In un articolo in inglese pubblicato sul proprio sito, la cui traduzione suona “Agcom ha censurato un articolo sulla censura di Agcom”, la Federazione mondiale delle istituzioni di tutela dei diritti civili, che si occupa anche della libertà di stampa e di informazione, sostiene che un articolo sulla libertà d’espressione e il diritto d’autore, in uscita sull’organo di informazione ufficiale dell’Oami in dicembre, sia stato eliminato su richiesta dell’Agcom.

Secondo l’Associazione, l’articolo, che è visibile qui, e che riporterebbe semplicemente la notizia della rimessione da parte del Tribunale Amministrativo Regionale alla Corte Costituzionale del Regolamento Agcom sul diritto d’autore e la traduzione in inglese del dispositivo dell’ordinanza di rimessione del Tar, sarebbe stato eliminato dal bollettino dell’Istituzione Comunitaria su richiesta dell’Agcom. Questo sarebbe accaduto dopo che l’articolo era stato accettato dalla redazione dell’Istituzione Comunitaria e dopo che ne era stata annunciata la pubblicazione nel numero di dicembre del 2014.

La rimozione secondo l’Associazione sarebbe avvenuta perché, “Agcom argued that the article should be censored on the basis that the text (which merely stated the facts of the case without editorialising) was not objective, giving only some of the relevant information”.
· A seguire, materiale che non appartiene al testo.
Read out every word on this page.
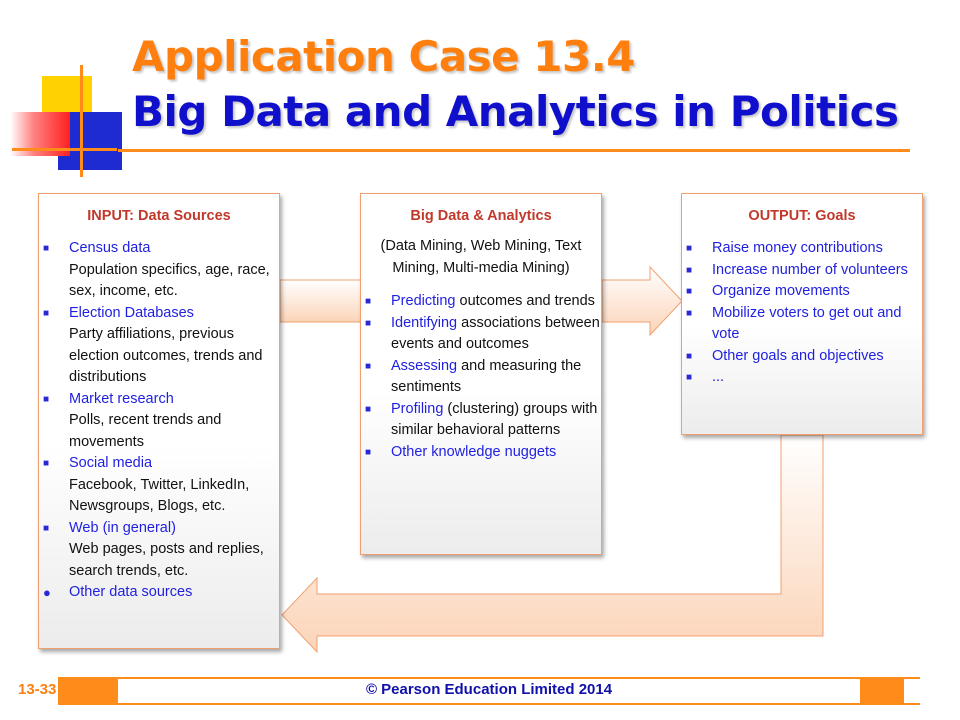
Application Case 13.4
Big Data and Analytics in Politics
INPUT: Data Sources
■ Census data
Population specifics, age, race, sex, income, etc.
■ Election Databases
Party affiliations, previous election outcomes, trends and distributions
■ Market research
Polls, recent trends and movements
■ Social media
Facebook, Twitter, LinkedIn, Newsgroups, Blogs, etc.
■ Web (in general)
Web pages, posts and replies, search trends, etc.
● Other data sources
Big Data & Analytics
(Data Mining, Web Mining, Text Mining, Multi-media Mining)
■ Predicting outcomes and trends
■ Identifying associations between events and outcomes
■ Assessing and measuring the sentiments
■ Profiling (clustering) groups with similar behavioral patterns
■ Other knowledge nuggets
OUTPUT: Goals
■ Raise money contributions
■ Increase number of volunteers
■ Organize movements
■ Mobilize voters to get out and vote
■ Other goals and objectives
■ ...
13-33	© Pearson Education Limited 2014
Se fosse vero naturalmente la vicenda sarebbe molto grave dal momento che fino a prova contraria la libertà di stampa, di espressione e di critica, a maggior ragione quando un articolo si riferisca a fatti giudiziari ampiamente noti, dovrebbe essere rispettata innanzitutto da una Istituzione che ha nel nome le garanzie nelle Comunicazioni e come compito statutario quello di garantire il pluralismo nei media.

Si spera, dunque, che il Presidente dell’Autorità Angelo Marcello Cardani voglia fare piena luce sull’accaduto indicando quale ufficio e quali funzionari avrebbero operato questa scelta ed il perché si sia scelto di intervenire in questo modo.